US manufacturing productivity has been on a downward trajectory for nearly two decades, but Goldman Sachs analysts believe artificial intelligence—not tariffs—represents the most viable solution to reverse this trend.
Goldman Sachs analysts argue that tariffs will not sufficiently lower supply chain and labor costs to boost reshoring. Instead, they suggest increased automation will be the most likely driver of manufacturing productivity growth. The US should look to AI and automation to gain an edge in manufacturing, as advancements in technology could provide a two-fold benefit for domestic manufacturing productivity—both by driving factory investments and improving technology for factory automation.
"A pickup in the pace of innovation—potentially from recent advances in robotics and generative AI—therefore remains the catalyst most likely to reverse the long-run stagnation in manufacturing productivity," stated Goldman Sachs analyst Joseph Briggs and colleagues in their report.

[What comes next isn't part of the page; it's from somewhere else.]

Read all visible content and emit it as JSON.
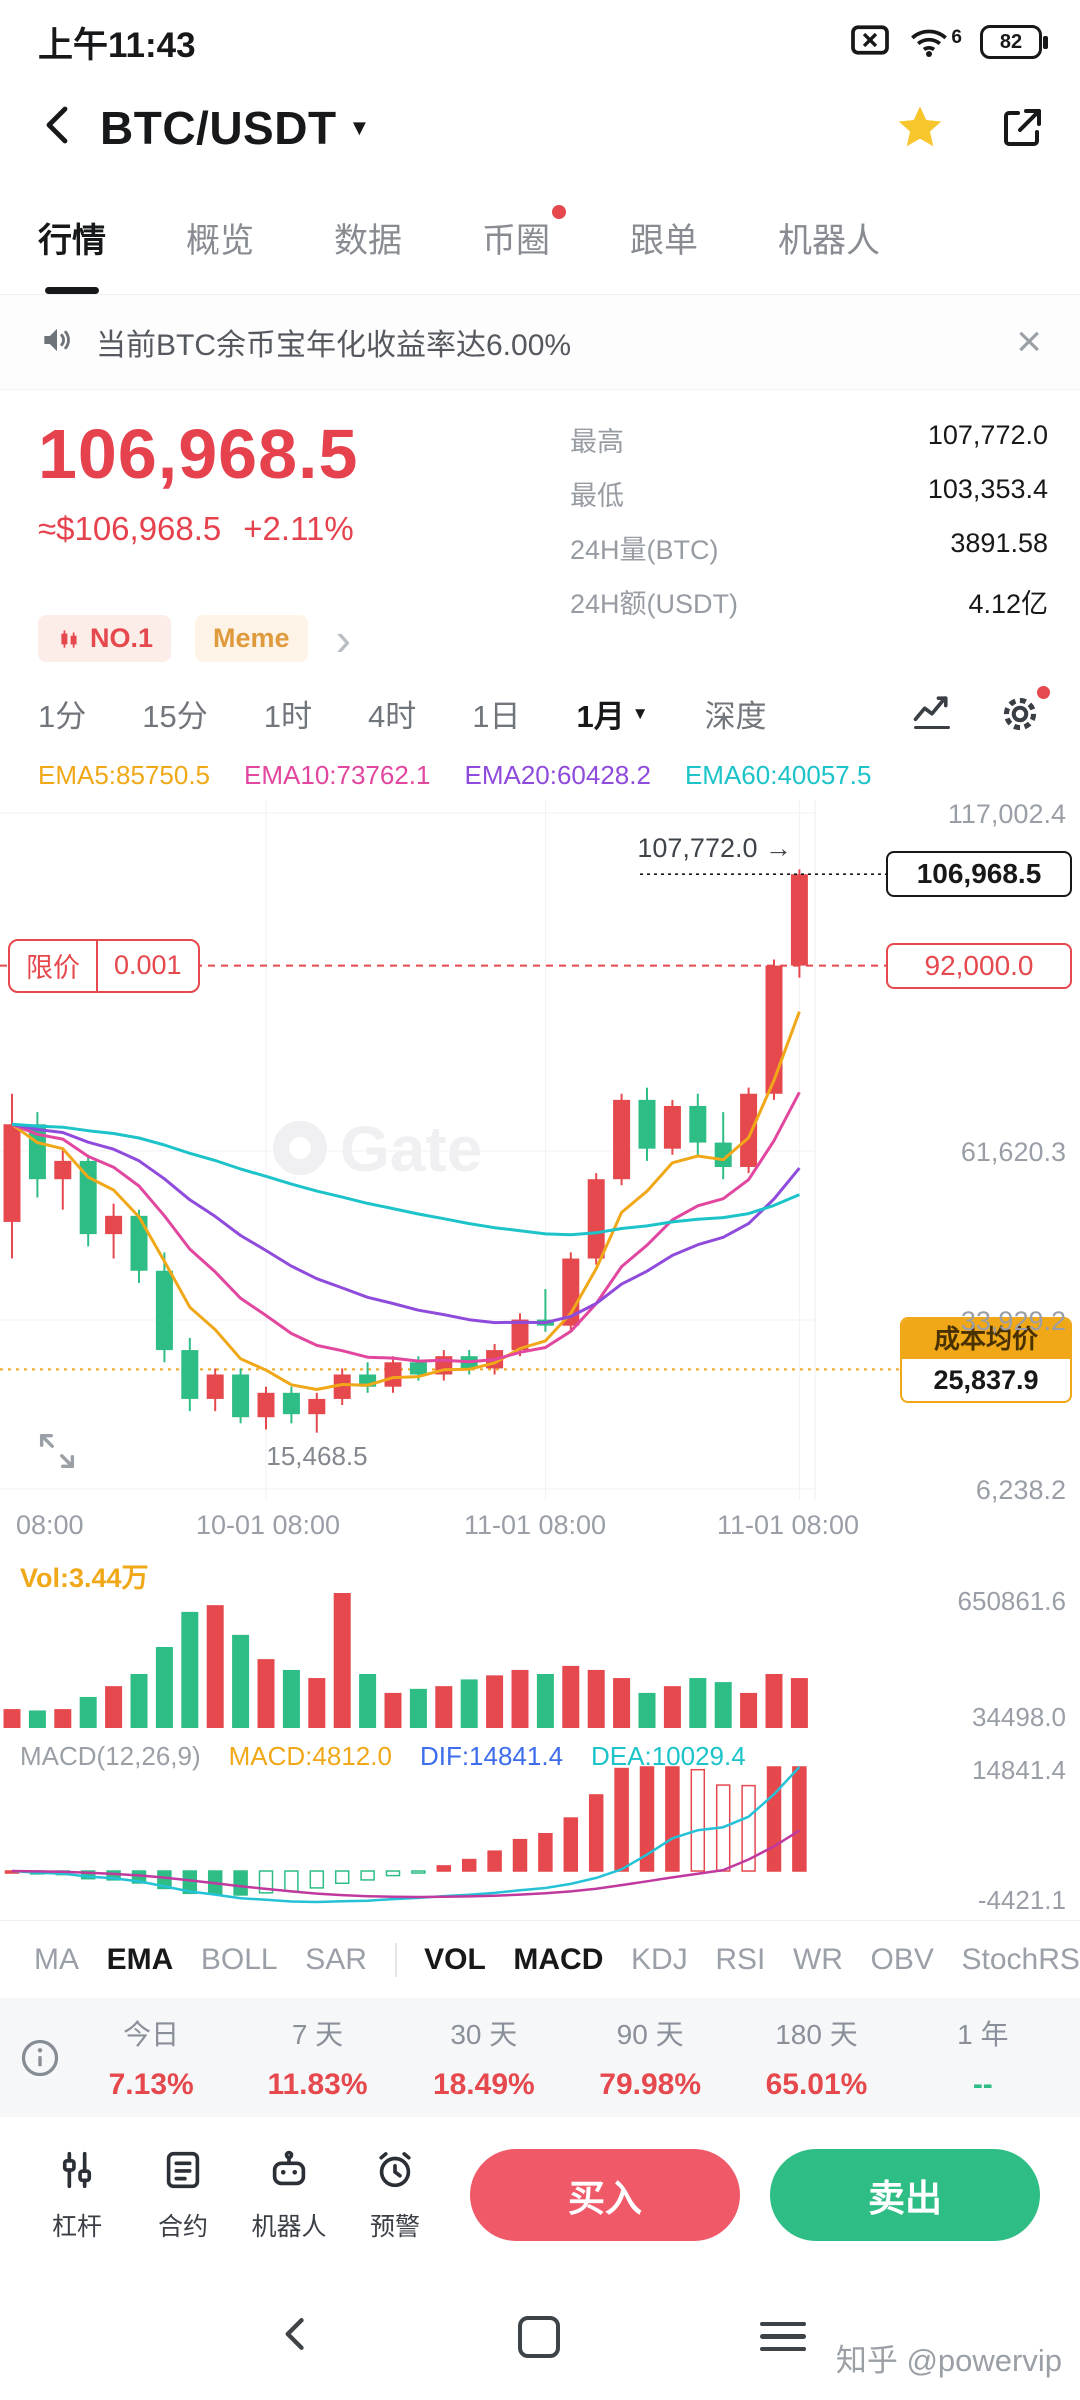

This comes as evidence of a US manufacturing slowdown mounts, including US Census Bureau data showing new orders for manufactured durable goods decreasing 6.3% in April, while the Institute of Supply Management Manufacturing Purchasing Managers' Index has fallen since March, indicating contraction.

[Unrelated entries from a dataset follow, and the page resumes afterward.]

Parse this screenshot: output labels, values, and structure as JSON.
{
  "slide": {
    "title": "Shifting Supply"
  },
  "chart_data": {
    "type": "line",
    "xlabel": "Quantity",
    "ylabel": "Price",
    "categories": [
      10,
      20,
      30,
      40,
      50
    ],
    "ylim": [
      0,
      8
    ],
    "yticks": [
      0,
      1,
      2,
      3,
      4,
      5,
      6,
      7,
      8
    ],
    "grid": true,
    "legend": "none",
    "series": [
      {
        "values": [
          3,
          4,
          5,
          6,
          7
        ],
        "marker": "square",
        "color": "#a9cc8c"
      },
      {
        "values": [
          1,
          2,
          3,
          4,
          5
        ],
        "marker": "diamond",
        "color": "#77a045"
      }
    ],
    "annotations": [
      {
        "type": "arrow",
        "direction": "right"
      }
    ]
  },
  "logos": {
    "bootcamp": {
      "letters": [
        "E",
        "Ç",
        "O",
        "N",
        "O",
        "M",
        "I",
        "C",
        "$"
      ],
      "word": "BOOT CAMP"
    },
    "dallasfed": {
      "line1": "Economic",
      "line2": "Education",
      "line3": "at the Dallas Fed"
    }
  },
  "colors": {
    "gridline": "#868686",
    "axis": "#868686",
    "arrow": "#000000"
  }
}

The productivity challenges are part of a broader manufacturing slowdown occurring over the past two decades, resulting from investment pullback following the global financial crisis and a deceleration in technological advancements that characterized the early 2000s.
The US has fallen behind other manufacturing powerhouses in implementing AI into factory operations. According to a recent Boston Consulting Group Henderson Institute report, only 46% of US manufacturers reported multiple use cases of AI in their plants, significantly below the global average of 62% and far behind China's 77%. "This is one of the key technologies that I think could drive productivity growth in a cost-competitive manner," Briggs told Fortune.
Despite the potential, analysts remain cautious about predicting a complete reversal of the manufacturing slowdown. "We just need to see it happen before we have a lot of confidence in that dynamic being a big driver," Briggs noted. Goldman Sachs analysts conceded that while automation provides the largest opportunity for growth in US manufacturing productivity, it is unlikely to solve the broader manufacturing slowdown, which is global and "historically unusual." Any hope for a global uptick in productivity would require mass advancement and adoption of AI and robotics on a large scale. "The main thing that would drive a large pickup in manufacturing productivity and manufacturing growth would be a sharp increase in the pace of innovation," Briggs explained, adding that "this type of inflection upwards and technological progress are very hard to predict."
By 2025, the AI in manufacturing market is projected to reach $8.57 billion, up from $5.94 billion in 2024, reflecting a compound annual growth rate of 44.2%. AI is expected to boost productivity by 40% by 2035, transforming business operations through automation of critical tasks, defect detection, and quality control enhancements, ultimately creating smarter and more efficient manufacturing processes.